I was scrolling through pins on Pinterest and a photo from Deliciously Sprinkled caught my eye. While the Funfetti cake looked absolutely delicious, I was really drawn to the color of the sprinkles she used. The colors were just so vibrant, with every color of the rainbow. Most importantly, they don’t have any brown sprinkles which I don’t like the look or taste of. In the post, Jenn said she bought them in bulk from Nuts.com. I haven’t heard of Nuts.com before, but I certainly had to check out these sprinkles. Not only are they beautiful in color but they are only $2.99/pound! I also like that these jimmies have more of a crunchy texture rather than a waxy texture like other sprinkles. I know they are only sprinkles and it’s probably silly how I talk about them like I am in love or something. But, I can’t help but get excited about new baking product finds and I had to share. I immediately ordered 2 pounds of the rainbow jimmies, a pound of nonpareils, a bunch of dried fruit and nuts. My kids especially loved the dried strawberries, dried berry mix and dark chocolate covered almonds. There are so many things I still need to try.

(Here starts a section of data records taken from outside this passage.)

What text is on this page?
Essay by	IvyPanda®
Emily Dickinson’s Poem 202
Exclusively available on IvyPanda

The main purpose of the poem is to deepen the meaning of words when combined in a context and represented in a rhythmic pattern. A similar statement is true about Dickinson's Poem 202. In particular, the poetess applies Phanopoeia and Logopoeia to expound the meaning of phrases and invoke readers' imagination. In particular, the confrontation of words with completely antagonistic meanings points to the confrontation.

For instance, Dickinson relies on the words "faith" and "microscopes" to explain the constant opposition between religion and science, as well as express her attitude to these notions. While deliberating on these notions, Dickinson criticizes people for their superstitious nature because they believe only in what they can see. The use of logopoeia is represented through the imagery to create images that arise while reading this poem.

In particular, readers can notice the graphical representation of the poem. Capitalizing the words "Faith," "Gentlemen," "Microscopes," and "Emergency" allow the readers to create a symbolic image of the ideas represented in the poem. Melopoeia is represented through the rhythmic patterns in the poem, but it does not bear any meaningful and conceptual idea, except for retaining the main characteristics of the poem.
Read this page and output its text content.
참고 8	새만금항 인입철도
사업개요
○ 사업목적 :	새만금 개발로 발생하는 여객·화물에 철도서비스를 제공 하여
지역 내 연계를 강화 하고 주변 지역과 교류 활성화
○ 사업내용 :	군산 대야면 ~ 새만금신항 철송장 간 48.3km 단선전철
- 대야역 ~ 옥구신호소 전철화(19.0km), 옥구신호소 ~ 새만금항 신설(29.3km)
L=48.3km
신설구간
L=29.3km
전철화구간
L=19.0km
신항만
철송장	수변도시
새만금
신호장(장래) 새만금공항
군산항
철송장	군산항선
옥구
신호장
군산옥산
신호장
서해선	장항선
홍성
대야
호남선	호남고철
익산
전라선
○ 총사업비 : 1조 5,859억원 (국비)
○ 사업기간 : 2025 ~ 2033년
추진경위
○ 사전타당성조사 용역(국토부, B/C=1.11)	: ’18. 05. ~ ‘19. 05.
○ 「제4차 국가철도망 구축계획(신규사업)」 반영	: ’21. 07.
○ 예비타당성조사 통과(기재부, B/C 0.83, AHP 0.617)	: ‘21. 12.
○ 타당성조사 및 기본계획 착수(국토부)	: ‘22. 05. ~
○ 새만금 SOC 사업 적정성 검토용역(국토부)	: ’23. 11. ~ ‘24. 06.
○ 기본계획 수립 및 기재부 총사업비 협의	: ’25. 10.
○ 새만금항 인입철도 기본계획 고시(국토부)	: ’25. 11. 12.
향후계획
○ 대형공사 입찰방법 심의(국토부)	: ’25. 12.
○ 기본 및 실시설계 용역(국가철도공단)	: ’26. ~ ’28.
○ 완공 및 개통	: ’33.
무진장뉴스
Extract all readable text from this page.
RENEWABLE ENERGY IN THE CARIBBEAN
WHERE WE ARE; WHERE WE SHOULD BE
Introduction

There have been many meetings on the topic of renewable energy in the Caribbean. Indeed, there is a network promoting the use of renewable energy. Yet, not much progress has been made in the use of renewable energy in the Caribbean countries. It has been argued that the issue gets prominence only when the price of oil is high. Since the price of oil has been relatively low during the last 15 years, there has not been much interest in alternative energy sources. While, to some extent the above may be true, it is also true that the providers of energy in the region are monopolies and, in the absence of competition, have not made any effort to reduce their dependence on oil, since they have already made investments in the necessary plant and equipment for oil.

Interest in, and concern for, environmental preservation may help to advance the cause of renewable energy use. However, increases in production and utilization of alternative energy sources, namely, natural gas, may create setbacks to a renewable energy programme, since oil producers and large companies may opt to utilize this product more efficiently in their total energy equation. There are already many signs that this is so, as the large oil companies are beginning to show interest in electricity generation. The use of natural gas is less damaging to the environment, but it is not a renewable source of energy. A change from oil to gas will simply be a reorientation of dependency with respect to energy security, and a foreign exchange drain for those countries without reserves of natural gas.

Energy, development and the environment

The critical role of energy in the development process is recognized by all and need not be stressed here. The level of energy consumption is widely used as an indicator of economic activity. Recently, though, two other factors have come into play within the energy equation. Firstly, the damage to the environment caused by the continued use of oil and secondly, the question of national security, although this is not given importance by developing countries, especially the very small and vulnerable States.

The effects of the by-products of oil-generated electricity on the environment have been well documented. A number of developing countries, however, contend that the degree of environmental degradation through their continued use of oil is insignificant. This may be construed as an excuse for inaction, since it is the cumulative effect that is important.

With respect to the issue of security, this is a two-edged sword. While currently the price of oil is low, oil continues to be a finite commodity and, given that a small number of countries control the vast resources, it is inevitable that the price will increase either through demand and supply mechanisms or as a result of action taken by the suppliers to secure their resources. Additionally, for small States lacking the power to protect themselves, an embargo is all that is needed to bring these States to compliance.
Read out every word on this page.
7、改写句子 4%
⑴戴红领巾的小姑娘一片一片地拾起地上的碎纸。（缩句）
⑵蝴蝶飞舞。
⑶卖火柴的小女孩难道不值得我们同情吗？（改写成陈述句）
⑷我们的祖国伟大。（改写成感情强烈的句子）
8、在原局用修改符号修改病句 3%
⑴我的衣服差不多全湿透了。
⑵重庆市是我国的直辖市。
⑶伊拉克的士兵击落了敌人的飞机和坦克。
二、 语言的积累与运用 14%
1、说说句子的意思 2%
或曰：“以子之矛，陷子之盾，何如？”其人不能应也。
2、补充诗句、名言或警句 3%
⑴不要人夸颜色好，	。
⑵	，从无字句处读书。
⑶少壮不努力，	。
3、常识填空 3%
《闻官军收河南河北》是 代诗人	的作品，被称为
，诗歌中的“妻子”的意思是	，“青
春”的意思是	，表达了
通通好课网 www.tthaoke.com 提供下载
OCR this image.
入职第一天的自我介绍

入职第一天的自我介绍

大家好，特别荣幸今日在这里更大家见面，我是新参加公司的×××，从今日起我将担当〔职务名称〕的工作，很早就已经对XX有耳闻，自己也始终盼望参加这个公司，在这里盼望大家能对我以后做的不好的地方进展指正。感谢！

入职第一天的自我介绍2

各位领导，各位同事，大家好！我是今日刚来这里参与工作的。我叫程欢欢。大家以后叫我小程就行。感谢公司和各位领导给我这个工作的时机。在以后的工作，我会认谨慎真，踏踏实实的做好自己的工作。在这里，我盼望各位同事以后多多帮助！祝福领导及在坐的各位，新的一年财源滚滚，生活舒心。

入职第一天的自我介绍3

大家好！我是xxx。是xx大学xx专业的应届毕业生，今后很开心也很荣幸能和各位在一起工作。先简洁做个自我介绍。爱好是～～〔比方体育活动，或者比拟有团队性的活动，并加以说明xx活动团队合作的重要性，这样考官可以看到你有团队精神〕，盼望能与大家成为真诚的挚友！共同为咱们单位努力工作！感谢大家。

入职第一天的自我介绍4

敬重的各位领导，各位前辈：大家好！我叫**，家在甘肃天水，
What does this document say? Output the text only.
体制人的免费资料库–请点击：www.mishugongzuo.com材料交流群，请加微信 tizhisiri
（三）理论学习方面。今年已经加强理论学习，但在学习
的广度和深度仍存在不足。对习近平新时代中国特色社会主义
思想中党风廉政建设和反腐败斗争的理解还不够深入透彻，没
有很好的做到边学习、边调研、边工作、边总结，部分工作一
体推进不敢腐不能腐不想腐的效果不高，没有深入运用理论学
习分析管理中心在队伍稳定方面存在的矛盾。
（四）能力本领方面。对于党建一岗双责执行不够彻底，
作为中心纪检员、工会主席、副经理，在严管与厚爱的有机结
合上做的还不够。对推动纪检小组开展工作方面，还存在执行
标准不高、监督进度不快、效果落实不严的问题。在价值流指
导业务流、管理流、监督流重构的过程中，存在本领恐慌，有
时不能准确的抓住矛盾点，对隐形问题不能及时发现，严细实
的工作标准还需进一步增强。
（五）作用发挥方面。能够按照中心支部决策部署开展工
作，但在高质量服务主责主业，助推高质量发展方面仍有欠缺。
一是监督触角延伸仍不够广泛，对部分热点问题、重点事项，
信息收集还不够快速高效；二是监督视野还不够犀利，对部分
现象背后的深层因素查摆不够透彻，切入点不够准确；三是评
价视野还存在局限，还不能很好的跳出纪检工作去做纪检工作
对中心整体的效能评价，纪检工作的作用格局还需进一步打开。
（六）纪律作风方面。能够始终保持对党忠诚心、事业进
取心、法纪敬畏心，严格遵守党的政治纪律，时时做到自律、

So, now that I had 2 pounds of rainbow jimmies, I had to find something to make with them. I really didn’t feel like making cake or cupcakes. Instead, I decided to make these confetti cookies and they were exactly what I was looking for. I like that there aren’t many ingredients; it’s all stuff you probably have on hand. The dough comes together easily and quickly and in no time, you have about 3 dozen delicious buttery sugar cookies. The texture of these cookies is really soft, which is a nice contrast to the sugar crust on the outside. Sadly (embarrassingly?), we tore through all these cookies in only 2 days. And in 2 weeks, I went through a whole pound of rainbow jimmies between these confetti cookies and another super delicious frosted sugar cookie recipe that I hope to share soon.
Confetti Sugar Cookies
Yield: ~36 cookies (I got 34)
1 1/3 cup butter @ room temperature
1 1/2 cups sugar
2 teaspoons vanilla extract I used vanilla bean paste
3 1/2 cups all-purpose flour
1 teaspoon baking powder
1 teaspoon salt
3/4 cup sprinkles Jimmies don’t bleed like nonpareils (the beads)
granulated sugar for the top of the cookies (optional)
Preheat oven to 350F
Line a baking sheet with parchment paper or a Silpat
In the bowl of your KitchenAid mixer, beat together the softened butter and sugar with the paddle attachment. Continue to beat until light and fluffy ~ 3 minutes.
Beat in the 2 eggs and vanilla until completely combined.
In a small bowl, with a whisk, combine the flour, baking powder and salt.
Slowly add the flour mixture to the butter mixture, mixing until combined and the dough comes together.
Gently fold in the sprinkles with a spatula to prevent the colors from bleeding.
With a cookie scoop, drop balls of dough on the prepared baking sheet, about 1-inch apart.
Optional step: Place about a 1/4 cup of granulated sugar in a small bowl. Roll just the top of each dough ball into the sugar (this makes them sparkle and gives them a sweet crust)
Bake for ~11 minutes or until edges are just starting to turn golden. (Turn the cookie tray around at about 6 min). The tops will look just slightly underdone.
Cool for 5 minutes on the cookie sheet. Transferring to a cooling rack to cool completely.